I could say nothing. I stood helpless and dizzy. I had asked her to forget her country. Yet not once had she asked me to forget mine. If I gave up my plans I could go to her now and draw her to my breast. I gripped the table, and I did not see clearly. To save her life I had jeopardized my plans; to follow her here I had jeopardized them again.
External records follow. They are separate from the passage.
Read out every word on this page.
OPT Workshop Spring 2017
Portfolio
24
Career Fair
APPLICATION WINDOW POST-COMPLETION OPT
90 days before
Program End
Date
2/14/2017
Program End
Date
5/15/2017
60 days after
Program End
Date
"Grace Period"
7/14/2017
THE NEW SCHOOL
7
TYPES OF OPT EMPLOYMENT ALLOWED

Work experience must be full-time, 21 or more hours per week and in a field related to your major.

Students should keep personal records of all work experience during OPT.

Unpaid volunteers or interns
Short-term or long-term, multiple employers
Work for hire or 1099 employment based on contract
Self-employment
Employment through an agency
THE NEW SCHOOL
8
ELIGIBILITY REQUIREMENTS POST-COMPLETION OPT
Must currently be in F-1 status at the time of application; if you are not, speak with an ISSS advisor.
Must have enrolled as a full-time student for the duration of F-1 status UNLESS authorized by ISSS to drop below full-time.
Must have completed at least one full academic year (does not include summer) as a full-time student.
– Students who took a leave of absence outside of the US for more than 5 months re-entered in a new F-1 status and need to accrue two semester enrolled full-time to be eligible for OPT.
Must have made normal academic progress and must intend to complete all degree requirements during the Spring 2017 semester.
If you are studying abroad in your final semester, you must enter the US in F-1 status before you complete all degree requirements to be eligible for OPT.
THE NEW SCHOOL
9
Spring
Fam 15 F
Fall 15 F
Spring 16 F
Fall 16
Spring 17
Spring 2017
But now that I knew her to be safe—— No, I could not turn back; I must walk the path I had laid for myself.

"What will you do with yourself, with your life?" I asked with stiff lips.

She did not raise her head. "We are both children of opportunity.
What is left either of us but ambition, monsieur?"

"You will help your cousin in his plans?"

"If he will work for the state."

"But you will not marry him?"

"Monsieur, I bear your name! That—that troubles me sorely. To bear your name yet work against France! Yet what can I do?"

I touched her hair. "Carry my name and do what you will. I shall understand. As to what the world thinks,—we are past caring for that, madame."

And then for a time we sat silent. I thought, with stupid iteration, of how like a jest this had sounded when the woman said it to me in the forest: a matter for coquetry, a furnishing of foils for the game. If I had realized then—— But no, what could I have done?

One thing my thought cried incessantly,—women were not made for patriotism. Yet even as accompaniment to the thought, a long line of women who had given up life and family for country passed before my memory. Could I say that this woman beside me had not equal spirit?